People also make a case that such regulation will deter companies from collecting non-personal data. And the committee’s answer seems to be that with the rise of the Internet of things as well as the digital economy in general, data is going to be collected regardless of what incentives are in place. India is a big market and if companies want to continue to operate here, they will play by the Government’s rules.

However, if this is the plan, then the policy does not do justice to the amount of importance placed on incentives. If non-personal data is going to be subject to mandatory sharing, this will provide more data businesses with an incentive to classify more data as personal.

Categories such as personal and non-personal data are not fixed. Often, the classification can be altered as a result of context and the purpose it might be used for.

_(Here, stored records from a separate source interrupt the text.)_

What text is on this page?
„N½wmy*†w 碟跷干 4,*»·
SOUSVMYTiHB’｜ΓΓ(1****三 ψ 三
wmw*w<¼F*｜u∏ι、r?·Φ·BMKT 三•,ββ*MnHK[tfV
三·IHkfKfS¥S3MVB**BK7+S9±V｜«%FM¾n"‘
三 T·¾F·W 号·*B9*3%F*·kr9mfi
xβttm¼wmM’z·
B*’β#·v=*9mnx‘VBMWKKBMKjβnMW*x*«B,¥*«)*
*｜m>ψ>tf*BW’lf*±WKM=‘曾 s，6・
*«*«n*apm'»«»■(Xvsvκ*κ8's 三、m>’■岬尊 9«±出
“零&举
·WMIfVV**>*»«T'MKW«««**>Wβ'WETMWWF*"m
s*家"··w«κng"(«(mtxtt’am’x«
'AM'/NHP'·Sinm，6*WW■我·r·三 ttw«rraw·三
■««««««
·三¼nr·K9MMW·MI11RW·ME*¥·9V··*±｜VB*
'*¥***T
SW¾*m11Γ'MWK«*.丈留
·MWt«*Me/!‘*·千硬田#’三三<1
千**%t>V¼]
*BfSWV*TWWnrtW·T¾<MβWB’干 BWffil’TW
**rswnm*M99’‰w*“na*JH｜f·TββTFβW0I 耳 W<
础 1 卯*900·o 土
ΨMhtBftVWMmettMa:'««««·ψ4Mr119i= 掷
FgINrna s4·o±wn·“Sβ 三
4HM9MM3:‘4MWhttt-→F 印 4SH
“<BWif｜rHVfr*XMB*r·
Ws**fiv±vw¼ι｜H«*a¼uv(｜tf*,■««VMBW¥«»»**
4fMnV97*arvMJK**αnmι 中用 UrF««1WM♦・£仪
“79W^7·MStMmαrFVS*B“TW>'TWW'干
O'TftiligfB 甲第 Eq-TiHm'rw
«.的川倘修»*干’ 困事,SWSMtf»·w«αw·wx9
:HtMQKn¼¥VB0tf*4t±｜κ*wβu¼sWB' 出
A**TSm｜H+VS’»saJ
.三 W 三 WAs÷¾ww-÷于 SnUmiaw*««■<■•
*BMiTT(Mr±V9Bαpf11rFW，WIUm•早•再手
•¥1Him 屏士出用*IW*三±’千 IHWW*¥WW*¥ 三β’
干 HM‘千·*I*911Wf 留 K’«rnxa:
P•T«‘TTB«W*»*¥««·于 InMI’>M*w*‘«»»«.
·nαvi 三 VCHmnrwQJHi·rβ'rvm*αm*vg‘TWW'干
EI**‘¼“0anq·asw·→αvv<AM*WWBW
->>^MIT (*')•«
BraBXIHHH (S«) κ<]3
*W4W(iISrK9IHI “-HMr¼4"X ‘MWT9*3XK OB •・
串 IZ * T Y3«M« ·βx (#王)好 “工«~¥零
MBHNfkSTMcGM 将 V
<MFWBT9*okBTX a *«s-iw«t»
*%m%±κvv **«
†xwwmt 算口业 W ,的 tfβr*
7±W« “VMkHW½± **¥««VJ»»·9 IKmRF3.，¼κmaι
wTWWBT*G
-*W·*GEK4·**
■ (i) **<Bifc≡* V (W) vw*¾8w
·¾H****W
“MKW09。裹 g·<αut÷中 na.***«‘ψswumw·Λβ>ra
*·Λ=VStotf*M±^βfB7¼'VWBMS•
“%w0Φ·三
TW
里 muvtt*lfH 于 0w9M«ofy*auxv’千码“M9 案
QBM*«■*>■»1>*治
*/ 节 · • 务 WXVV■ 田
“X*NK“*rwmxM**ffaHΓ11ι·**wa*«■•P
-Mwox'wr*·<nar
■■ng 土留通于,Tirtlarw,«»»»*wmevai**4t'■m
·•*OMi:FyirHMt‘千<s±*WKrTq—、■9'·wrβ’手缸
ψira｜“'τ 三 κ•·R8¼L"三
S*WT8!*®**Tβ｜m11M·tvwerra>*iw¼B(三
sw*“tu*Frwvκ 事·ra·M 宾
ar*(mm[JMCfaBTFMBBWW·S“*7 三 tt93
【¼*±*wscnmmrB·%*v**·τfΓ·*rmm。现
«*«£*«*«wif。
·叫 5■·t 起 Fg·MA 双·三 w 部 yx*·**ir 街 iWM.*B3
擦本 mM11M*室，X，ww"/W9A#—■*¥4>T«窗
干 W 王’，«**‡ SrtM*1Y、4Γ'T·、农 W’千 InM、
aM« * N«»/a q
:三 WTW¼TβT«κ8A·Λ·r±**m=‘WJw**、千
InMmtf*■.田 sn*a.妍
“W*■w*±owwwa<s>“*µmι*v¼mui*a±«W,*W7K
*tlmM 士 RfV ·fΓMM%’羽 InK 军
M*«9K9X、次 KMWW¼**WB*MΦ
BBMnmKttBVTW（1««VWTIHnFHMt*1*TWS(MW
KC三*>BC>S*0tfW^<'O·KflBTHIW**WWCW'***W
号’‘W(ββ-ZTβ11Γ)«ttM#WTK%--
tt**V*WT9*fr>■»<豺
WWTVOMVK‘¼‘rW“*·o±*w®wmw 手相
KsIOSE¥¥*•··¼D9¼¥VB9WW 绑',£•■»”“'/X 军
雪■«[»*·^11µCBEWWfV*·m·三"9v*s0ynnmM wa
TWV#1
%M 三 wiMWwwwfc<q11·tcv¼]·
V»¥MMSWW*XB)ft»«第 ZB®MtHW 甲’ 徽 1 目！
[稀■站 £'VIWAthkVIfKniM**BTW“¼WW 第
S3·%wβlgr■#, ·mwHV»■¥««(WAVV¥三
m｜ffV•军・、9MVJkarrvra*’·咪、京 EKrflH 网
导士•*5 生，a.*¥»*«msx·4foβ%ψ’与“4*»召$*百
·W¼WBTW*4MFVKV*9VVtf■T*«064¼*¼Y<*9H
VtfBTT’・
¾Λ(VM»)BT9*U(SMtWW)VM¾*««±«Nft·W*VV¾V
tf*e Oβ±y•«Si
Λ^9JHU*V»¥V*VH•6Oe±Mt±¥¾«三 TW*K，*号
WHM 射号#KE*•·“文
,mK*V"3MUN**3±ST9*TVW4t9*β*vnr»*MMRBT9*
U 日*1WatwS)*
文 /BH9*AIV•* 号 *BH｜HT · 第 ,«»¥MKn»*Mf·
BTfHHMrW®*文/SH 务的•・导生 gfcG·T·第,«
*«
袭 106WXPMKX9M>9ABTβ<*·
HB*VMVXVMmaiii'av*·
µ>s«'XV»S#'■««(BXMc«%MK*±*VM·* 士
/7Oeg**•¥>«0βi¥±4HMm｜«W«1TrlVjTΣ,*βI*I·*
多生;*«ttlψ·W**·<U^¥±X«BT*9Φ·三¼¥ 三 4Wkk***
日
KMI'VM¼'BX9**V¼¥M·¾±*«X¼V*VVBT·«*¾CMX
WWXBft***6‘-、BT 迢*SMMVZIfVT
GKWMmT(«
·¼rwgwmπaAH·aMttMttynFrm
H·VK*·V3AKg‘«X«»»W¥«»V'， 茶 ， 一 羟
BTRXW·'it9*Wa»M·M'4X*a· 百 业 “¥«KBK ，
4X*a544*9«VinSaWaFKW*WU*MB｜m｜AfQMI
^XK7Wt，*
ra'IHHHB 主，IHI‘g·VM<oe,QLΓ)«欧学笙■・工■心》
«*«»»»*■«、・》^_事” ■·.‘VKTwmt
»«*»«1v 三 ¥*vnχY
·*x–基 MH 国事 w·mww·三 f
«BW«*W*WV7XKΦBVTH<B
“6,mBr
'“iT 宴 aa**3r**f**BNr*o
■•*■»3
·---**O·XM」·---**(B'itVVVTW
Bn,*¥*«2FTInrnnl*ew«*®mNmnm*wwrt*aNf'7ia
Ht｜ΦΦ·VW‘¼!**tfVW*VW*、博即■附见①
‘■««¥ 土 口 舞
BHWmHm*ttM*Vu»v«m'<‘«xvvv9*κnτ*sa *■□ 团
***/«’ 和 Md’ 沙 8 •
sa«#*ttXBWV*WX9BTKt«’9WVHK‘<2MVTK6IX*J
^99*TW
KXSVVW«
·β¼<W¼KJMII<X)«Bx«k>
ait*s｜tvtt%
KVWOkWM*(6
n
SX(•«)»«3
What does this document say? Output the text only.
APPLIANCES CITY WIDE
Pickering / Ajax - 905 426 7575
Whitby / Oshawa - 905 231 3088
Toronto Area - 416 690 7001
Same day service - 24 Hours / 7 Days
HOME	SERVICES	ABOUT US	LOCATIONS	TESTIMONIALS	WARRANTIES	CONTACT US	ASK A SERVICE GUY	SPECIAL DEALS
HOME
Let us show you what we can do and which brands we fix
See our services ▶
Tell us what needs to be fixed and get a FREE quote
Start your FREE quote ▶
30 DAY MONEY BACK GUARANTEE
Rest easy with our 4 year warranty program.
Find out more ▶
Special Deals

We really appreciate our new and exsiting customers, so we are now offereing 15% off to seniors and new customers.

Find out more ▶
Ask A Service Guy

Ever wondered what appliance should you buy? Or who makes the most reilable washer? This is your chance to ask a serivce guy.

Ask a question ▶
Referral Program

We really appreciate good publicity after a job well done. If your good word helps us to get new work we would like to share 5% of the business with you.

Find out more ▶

This provides bigger companies with incentives to not only maintain more mixed datasets, but also with a rationale to disclose that an increasing amount of the data held by them is personal in nature.

Because disputes with regard to sharing of data will need to be resolved by the Non-Personal Data Authority (NPDA), this is going to be a fairly transaction-intensive process. At this point, it is hard to estimate how many disputes will land up with the Authority, but it is safe to say that the workload placed on the body from just this task is going to be immense and potentially crippling. None of that seems to be intended or anticipated as a consequence.

Earlier in 2019, when the Personal Data Protection Bill addressed non-personal data in one of its sections, there was a huge outcry about how that should have been left to a different non-personal data protection legislation. Now that the time is here, the framework is the first step to unlocking the value of non-personal data. However, it cannot do that without being more mindful of the incentives it is putting in place for businesses.